The Boston-based company joins a growing list of consultancies, such as Viant, Lante, iXL Enterprises, Xpedior and Luminant Worldwide, that have felt the wrath of investors this earnings pre-announcement season.

Breakaway shares fell $2.81, or about 38 percent, to $4.69 in midday trading on the Nasdaq. The stock traded as low as $4.38, a new 52-week low compared with a high of $85.50 over the same period.

Breakaway expects its revenue to go just about nowhere in the second half of the year. The company estimates that its revenue for the third and fourth quarters will be equal to or slightly greater than its second-quarter revenue of $35.2 million. That figure is about 7 percent below the low end of analysts' third-quarter expectations, according to a statement.

Breakaway also expects a loss of 2 cents to 4 cents a share for the third quarter compared with Wall Street expectations of a 1 cent loss, the consensus estimate of 12 analysts surveyed by First Call/Thomson Financial.
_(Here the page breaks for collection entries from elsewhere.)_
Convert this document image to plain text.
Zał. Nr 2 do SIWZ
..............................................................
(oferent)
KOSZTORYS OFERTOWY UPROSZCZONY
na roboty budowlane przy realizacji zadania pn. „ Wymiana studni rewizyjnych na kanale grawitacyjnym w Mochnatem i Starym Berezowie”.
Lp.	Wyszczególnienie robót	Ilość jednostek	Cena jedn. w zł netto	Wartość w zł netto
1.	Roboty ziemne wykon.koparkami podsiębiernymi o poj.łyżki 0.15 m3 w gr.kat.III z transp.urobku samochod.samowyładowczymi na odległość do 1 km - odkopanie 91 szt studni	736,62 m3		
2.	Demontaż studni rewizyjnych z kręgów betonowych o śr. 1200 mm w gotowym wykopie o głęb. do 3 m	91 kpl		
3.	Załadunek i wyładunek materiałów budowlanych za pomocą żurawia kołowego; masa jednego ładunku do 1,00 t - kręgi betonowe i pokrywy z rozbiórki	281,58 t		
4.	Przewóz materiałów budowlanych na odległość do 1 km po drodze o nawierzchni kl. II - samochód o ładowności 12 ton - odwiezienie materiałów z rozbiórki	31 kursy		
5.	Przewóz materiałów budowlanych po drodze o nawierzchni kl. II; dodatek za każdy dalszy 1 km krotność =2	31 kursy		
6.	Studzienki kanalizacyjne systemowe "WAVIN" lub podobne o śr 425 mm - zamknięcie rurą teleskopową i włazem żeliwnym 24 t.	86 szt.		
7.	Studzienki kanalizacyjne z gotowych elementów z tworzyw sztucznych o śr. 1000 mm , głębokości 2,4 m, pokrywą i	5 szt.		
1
The announcement was followed by at least five analyst downgrades from Janney Montgomery Scott, Dain Rauscher Wessels, George K. Baum & Co., CIBC World Markets and WR Hambrecht.

The company attributed part of the shortfall to receiving less business from pure-play dot-com companies, which have been hit hard during the last few months by the market downturn. But Breakaway also points the finger at old-line brick-and-mortar companies that have slowed their move to the Web now that the fear of being swallowed by the dot-coms has faded.

"Everyone is feeling some impact from fewer dot-coms, but that trend is not new and has been used as a convenient scapegoat," Gordon Brooks, Breakaway's chief executive, said in a statement. "The reality is that (consulting companies) are facing brick-and-mortar customers who now demand strong differentiation, and a compelling and sustainable value proposition for their businesses."

Companies no longer feel they have to rush to get on the Web, and now want to take the time to do the job right instead of quickly, meaning a longer sales cycle for the consultancies and a thinner revenue stream.

To combat these changing times, Breakaway will lay off 9 percent of its work force. At the end of 1999, the company employed about 565 people.

The company also said it plans to expand its sales force, cut general and administrative costs, and look for more business in Europe and Asia.

Other consulting companies also fell today. Sapient fell $1.63 to $35; Scient dropped $2.50, or nearly 14 percent, to $15.94; and Razorfish lost 81 cents to $9.